Con ese entusiasmo presentan «Vamos a volvernos locos», en el que le suben al componente electrónico sin que eso oculte la fuerza de sus letras que, como ya es costumbre en ellos, son tan autobiográficas como representativas de la sociedad en general. Como explica el vocalista, estos diez nuevos temas «muchas veces se acaban complementando» para formar «un disco coherente, con un discurso interno; un principio, un desarrollo y un final». Sobre el giro electrónico, el guitarrista Luis Rodríguez afirma: «Somos un grupo relativamente joven, pero estamos buscando evolucionar, encontrar caminos distintos, aunque siempre tratando de preservar la identidad del grupo, claro». Eduardo Baos, el bajista, añade que «al margen de lo puramente estético, este cambio también implica una forma nueva de interacción entre nosotros».
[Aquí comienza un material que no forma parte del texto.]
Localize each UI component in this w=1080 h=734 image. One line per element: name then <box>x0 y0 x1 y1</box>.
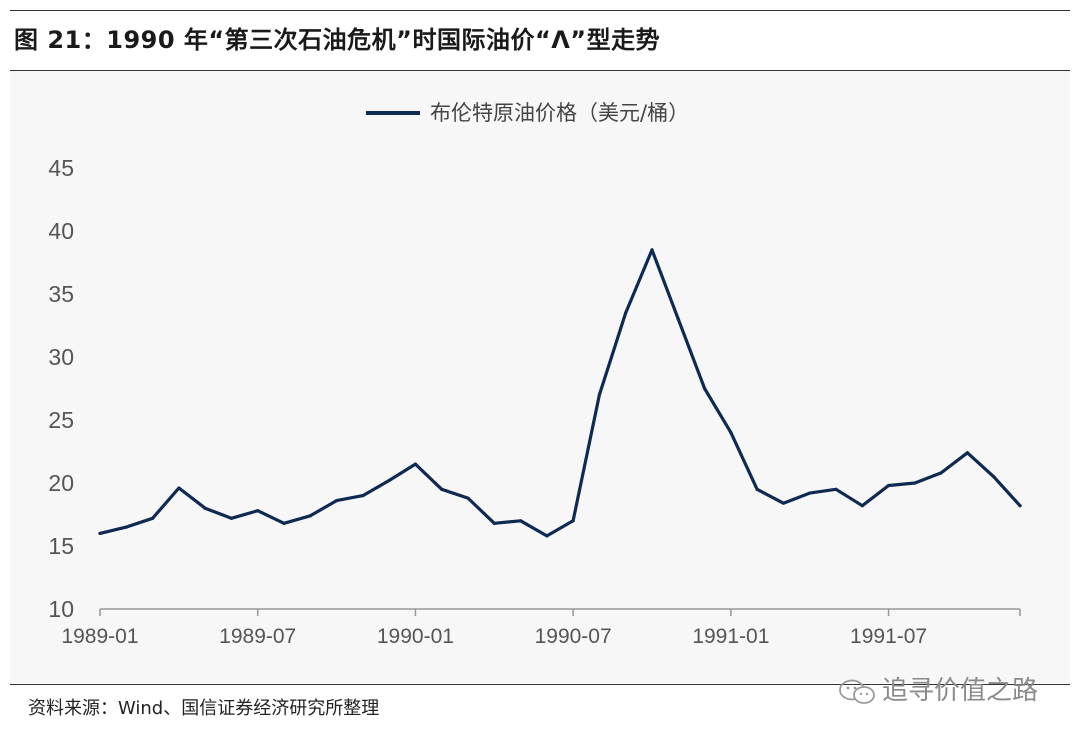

Entre ellos la química es evidente. A pesar de que han pasado el día encerrados en una sala dando entrevistas, mantienen el buen humor. Boba recuerda que aunque todos venían de tocar durante años con otros músicos, «desde el primer ensayo vimos que había una energía bastante especial». Quizá a raíz de su actual optimismo también se atreven con una canción de amor, la más explícita que han escrito: «Amo ese sentido del humor desarrollado/amo tus hombros, voz, errores y tu cabello enredado», canta Boba. «Acercarse a los sentimientos más universales y los que más se han tratado quizá sea lo más difícil –afirma el vocalista–. Por eso es gratificante cuando consigues hacer una canción con ese tema tan manido y descubres un camino nuevo». En «La canción del daño» León Benavente describe a toda una generación cuando afirma «y nadie que conoces está realmente bien/esto que nos han vendido no sabemos lo que es». «Es un reflejo de muchas de las ideas que hay en el disco; es signo y síntoma de los tiempos que vivimos –asegura Boba–.También tiene que ver con cómo buscamos refugio en canciones que, precisamente, nos acaban jodiendo más, aunque de algún modo funcionan como medicina». No habría mejor manera de describir la música de estos cuatro monos.

La canción preferida

Como los padres de una familia numerosa que jamás confesarán cuál de sus hijos es su preferido, los integrantes de León Benavente tampoco desvelan si tienen una canción favorita entre las diez del nuevo disco. «El directo influye mucho. Hay algunas que disfrutas más al tocarlas en directo», asegura César, baterista de la banda. En todo caso, declaran haber escrito no un temazo, sino diez. En palabras de Boba: «Intentar hacer un hit es la peor manera de hacer un hit».